Moreover, the soliloquies tend to stress Hamlet's doubts and fears and
his ruminations about theological/metaphysical questions. All of that is
OK, but the balance is lost if we don't notice that the plot shows us
that Hamlet can act and that he goes right after Claudius, but as a
thinking man would, establishing that he is guilty and then figuring out
a way to cooperate with providence to bring about revenge. I end by
suggesting that it is Mel Gibson, with his overwhelmingly masculine
Hamlet (but with a tender side as well) that deserves the prize for the
best Hamlet in recent years.

--Ed Taft

[2]-----------------------------------------------------------------
From:           W. L. Godshalk <This email address is being protected from spambots. You need JavaScript enabled to view it.>
Date:           Thursday, 11 Jun 1998 20:38:29 -0400
Subject:        Various Hamlet Postings

Since I'm working on my Shakespeare syllabus for next quarto, among
other things, like searching for Bevington's new Arden edition of
<italic>Troilus and Cressida</italic>, I will not throw my gauntlets at
my attackers, but I would like to qualify Sean's description of the
bloody prince:

>Hamlet, after all, exercises daily by bloodsport, is beloved by
>the people of Denmark, and leaves a trail of smoking corpses everywhere
>he goes.  He was the only one to attack the pirate ship, keep in mind,
>which would seem to indicate that he's first into the breach.  The man
>is nature's blitzkrieg commander.

(1) bloodsport:  As I recall, Hamlet claims to fence every day. There's
no indication that blood was daily drawn.

(2) beloved by the people, says Claudius, but being beloved does not
make a good military commander.

(3) smoking corpses: Polonius, Laertes, and the king.  R&G are killed by
England, suborned by Hamlet.  Not really very impressive for a Red
Prince, and it takes him quite a while to get himself ready to drink hot
blood. Polonius is killed by mistake.  Laertes and the king are killed,
but, let's face it, they successful ambush Hamlet in a rather simple
trap.  What would Hamlet have done on the battlefield.  Let speculation
thrive!

(4) boarding the pirate ship:  one wonders.  Where are the Red Prince's
troops during this military venture?  Why is he captured rather than
killed in battle?  Are the pirates actually there to rescue Hamlet?

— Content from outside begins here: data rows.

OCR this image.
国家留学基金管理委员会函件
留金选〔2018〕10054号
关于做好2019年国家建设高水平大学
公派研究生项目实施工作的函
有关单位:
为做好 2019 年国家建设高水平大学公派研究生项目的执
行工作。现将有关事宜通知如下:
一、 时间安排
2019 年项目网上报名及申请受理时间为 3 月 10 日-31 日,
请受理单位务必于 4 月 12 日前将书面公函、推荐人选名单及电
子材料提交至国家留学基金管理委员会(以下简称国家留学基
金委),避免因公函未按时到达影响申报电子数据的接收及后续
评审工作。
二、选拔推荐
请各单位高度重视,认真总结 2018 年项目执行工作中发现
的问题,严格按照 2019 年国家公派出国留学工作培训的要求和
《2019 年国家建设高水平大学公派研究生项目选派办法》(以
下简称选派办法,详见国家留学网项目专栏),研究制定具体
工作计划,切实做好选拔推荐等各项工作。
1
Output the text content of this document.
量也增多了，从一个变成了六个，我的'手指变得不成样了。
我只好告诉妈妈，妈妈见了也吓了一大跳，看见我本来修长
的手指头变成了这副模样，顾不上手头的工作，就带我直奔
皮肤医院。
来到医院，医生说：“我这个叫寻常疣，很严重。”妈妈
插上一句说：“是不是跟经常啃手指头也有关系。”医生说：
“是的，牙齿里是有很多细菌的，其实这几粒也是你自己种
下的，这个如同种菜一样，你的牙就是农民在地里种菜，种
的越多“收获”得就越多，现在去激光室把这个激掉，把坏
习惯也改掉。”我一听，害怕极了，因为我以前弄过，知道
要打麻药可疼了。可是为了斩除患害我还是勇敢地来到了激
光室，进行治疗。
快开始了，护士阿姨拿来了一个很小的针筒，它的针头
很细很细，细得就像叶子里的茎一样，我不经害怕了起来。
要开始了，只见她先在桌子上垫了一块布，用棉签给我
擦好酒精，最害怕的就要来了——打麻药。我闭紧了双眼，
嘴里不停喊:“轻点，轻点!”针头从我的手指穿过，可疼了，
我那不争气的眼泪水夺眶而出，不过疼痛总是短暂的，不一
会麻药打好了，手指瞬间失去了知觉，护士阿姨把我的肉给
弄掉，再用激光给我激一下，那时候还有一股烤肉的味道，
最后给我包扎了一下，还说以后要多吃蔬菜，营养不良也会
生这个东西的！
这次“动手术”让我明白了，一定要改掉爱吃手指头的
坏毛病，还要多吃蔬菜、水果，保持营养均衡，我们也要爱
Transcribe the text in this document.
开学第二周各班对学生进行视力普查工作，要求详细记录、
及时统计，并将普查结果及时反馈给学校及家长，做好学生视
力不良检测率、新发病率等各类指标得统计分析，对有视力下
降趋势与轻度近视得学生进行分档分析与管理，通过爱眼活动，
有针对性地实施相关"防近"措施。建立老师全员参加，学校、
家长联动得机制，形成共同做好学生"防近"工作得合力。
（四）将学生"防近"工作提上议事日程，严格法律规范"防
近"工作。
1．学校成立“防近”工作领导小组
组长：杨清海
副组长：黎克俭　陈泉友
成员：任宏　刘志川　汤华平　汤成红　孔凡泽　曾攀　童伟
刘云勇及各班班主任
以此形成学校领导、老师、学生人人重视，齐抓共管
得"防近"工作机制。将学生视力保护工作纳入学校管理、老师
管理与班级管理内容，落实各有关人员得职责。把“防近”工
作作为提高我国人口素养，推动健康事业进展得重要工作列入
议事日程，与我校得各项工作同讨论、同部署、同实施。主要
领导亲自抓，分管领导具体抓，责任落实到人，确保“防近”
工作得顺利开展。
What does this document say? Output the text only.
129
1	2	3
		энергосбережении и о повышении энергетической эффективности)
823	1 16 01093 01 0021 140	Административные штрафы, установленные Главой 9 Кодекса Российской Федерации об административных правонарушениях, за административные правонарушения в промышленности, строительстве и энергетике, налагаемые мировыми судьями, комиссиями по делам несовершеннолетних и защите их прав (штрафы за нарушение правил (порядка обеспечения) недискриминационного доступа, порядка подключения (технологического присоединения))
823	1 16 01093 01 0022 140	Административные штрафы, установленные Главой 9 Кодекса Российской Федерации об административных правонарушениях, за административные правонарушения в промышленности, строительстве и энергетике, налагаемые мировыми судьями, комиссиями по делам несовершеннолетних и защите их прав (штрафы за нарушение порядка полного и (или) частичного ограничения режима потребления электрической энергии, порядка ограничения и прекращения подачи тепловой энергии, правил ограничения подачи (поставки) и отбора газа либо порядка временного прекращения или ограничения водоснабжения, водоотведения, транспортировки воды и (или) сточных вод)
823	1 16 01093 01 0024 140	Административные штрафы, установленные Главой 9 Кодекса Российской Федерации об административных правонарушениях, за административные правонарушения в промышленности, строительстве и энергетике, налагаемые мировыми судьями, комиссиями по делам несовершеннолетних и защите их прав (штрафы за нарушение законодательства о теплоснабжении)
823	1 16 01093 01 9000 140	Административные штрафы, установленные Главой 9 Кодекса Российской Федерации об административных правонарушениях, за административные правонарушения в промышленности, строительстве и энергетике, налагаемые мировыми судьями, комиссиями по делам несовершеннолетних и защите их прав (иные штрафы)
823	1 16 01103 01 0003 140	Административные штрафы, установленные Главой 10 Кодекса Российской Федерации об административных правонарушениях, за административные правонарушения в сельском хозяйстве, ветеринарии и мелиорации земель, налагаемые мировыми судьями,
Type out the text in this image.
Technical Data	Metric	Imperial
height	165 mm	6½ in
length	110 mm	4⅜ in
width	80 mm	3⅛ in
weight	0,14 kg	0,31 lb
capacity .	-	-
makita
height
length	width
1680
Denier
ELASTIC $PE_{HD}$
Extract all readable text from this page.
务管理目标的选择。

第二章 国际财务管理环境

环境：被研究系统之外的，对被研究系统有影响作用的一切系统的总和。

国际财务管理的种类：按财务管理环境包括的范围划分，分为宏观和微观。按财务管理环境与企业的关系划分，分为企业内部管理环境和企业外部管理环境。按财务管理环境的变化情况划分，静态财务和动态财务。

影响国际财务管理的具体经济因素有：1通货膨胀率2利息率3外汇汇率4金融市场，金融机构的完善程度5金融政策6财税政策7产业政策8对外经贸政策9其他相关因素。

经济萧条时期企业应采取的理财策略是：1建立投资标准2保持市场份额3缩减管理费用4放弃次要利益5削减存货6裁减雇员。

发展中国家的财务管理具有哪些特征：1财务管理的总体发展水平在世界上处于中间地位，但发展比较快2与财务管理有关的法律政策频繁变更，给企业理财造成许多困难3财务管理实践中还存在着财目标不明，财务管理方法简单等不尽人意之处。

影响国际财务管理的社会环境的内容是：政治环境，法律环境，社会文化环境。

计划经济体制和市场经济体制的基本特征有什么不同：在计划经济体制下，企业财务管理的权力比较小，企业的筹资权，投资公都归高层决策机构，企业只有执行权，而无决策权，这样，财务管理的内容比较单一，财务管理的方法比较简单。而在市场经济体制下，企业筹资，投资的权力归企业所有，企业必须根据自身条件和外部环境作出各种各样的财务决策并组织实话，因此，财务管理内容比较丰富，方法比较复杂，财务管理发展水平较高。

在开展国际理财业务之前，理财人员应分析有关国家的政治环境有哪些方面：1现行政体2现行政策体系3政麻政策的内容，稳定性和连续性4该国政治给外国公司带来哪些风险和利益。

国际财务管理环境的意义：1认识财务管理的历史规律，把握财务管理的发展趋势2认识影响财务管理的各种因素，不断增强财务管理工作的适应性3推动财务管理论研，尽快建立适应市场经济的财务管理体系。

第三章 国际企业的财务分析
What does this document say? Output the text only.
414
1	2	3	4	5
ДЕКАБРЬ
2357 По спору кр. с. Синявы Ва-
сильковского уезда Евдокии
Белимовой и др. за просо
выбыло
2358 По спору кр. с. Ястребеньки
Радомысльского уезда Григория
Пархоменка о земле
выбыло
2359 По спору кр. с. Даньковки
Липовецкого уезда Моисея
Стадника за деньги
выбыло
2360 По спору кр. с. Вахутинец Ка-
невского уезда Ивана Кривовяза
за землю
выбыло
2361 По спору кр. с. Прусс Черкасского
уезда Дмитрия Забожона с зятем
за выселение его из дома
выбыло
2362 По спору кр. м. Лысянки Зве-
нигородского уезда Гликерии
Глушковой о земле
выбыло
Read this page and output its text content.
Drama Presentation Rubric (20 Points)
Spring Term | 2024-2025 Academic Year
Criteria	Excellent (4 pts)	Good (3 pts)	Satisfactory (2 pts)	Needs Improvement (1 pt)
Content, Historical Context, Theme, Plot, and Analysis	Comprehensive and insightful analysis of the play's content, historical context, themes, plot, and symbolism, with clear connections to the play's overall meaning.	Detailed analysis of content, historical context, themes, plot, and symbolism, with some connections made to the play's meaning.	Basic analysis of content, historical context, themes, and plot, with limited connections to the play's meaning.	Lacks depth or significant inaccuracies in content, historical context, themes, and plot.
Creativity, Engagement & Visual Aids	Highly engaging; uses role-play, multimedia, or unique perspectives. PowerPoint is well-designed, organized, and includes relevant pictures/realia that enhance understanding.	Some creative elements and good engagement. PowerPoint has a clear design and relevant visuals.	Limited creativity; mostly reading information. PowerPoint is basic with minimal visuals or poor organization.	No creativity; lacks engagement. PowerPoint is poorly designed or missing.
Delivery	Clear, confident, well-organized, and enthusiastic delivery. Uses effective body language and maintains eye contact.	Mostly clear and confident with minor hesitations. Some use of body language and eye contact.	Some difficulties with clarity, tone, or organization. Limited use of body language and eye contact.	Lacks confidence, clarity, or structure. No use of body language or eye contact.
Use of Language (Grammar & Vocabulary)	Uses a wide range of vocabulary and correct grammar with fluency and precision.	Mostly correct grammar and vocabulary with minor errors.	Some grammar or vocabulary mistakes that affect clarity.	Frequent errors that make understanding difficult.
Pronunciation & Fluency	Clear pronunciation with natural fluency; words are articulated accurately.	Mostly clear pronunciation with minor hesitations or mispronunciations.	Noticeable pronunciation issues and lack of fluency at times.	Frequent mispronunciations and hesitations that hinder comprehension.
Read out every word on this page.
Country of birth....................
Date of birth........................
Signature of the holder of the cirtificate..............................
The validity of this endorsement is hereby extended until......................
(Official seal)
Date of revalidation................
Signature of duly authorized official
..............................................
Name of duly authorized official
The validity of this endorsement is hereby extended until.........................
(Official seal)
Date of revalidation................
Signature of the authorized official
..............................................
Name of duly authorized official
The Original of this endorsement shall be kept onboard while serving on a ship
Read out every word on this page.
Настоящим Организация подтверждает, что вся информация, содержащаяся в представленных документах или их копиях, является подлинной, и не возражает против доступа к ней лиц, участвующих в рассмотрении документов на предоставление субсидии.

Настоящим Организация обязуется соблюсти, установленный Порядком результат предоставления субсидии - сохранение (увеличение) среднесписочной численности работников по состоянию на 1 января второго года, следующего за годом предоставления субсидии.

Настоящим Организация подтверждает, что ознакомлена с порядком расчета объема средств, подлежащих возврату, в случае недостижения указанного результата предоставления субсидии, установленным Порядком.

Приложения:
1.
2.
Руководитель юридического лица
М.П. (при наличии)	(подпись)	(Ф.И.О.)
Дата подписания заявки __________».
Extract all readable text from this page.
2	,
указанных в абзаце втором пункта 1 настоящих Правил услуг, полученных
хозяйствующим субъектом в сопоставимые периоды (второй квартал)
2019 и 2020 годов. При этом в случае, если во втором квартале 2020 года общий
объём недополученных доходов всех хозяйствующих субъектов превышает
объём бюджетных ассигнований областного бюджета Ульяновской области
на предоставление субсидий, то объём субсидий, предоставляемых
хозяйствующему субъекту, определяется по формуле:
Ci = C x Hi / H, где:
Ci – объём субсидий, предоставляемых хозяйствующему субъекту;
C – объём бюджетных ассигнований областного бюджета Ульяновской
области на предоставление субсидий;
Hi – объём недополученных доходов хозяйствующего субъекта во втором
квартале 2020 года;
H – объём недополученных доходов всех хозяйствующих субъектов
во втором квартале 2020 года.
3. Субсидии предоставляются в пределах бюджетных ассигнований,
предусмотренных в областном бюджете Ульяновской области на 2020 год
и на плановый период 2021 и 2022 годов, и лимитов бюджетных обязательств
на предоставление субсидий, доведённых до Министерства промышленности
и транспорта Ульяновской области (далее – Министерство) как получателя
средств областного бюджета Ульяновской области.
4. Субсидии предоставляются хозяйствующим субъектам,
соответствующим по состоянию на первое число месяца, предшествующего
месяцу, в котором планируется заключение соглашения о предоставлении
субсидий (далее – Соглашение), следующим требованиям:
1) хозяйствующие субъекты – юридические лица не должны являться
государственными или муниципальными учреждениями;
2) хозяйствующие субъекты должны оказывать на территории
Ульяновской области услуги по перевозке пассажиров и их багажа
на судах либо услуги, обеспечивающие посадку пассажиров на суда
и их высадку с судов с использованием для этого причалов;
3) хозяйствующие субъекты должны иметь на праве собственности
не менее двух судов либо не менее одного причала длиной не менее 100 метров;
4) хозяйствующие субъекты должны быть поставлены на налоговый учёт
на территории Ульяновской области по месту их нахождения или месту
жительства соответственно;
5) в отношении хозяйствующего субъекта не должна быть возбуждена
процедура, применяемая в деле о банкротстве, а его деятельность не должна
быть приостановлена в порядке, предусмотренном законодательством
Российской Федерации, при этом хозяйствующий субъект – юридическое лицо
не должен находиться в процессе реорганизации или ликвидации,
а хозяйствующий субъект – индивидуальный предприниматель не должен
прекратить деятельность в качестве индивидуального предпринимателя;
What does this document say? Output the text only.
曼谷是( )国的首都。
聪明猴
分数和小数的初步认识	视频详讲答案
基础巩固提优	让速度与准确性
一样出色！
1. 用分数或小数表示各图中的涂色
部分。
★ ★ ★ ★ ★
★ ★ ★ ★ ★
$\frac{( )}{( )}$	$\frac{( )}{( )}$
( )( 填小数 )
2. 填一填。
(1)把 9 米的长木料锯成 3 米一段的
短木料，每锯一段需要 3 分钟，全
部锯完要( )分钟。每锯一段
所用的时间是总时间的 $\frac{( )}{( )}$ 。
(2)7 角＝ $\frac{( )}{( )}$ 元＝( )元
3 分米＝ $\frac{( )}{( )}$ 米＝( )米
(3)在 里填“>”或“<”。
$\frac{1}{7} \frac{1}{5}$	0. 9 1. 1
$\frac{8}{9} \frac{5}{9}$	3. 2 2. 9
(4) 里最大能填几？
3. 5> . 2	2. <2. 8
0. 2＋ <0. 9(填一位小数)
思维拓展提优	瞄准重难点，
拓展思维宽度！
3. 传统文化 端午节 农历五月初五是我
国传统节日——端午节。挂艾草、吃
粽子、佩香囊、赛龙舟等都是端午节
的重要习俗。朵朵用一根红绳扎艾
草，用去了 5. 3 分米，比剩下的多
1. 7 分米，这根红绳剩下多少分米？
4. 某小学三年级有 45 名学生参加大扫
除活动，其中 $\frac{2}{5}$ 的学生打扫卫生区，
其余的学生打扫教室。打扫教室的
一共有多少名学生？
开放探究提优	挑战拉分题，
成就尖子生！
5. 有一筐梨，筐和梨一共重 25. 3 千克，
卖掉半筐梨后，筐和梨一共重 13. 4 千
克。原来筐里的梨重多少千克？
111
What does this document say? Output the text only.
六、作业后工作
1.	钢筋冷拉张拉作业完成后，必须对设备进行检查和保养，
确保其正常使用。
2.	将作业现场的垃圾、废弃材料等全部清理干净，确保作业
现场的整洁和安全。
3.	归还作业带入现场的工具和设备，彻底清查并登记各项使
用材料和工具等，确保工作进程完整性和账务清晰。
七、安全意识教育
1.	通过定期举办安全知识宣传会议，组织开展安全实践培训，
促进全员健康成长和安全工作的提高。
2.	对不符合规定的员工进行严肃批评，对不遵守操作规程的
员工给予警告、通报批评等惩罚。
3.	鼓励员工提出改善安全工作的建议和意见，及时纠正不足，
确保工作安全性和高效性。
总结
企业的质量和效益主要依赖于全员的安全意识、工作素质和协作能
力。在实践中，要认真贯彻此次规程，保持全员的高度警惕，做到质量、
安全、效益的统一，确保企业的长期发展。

I agree with Ed Taft that Hamlet pere would approve of Fortinbras, and I
think that's one of the ironies of the play.  Hamlet fils, I think,
should not really be drawn to Fortinbras; puzzlingly he is. But Hamlet
really can't get it together to be like Fortinbras, and he ends up a
kind of quietist: there's a divinity that shapes our ends; so all ya
have to do is wait. Watch the sparrows.

David Evett writes:

". . . I believe that F's words, like words of similar
tone in the same spot of a dozen other plays, are aimed even more
directly than usual at the theater audience, and that unless subverted
by elements of performance (the egregious violence of the Branagh *Ham*,
for instance) or, in reader response terms, by a habitual politicization
that is in its own way essentialist, they work primarily (I'm trying to
avoid intentionality here) to confirm that audience's sense of something
of value lost, not to remind it at this stage of the play that
politicians are conniving bastards primarily motivated by self-interest"

Well, I am not against essentialism per se, but I would observe that
what Dave sees as my essentialism is merely replaced by his in this
passage.  At the end of <italic>Titus</italic>, Lucius's decision to
bury Saturninus, Titus, and Lavinia, while casting Tamora's body out for
the birds and beasts, to say nothing of burying Aaron alive, seems to me
to be quite political.  Lucius is in Rome, wants to be the next emperor,
so he gives all honor to the former emperor who was indeed a bastard.
So there. The counter example calls your case in question, sir.

I like Clough because I'm sophomoric.  Nuff said.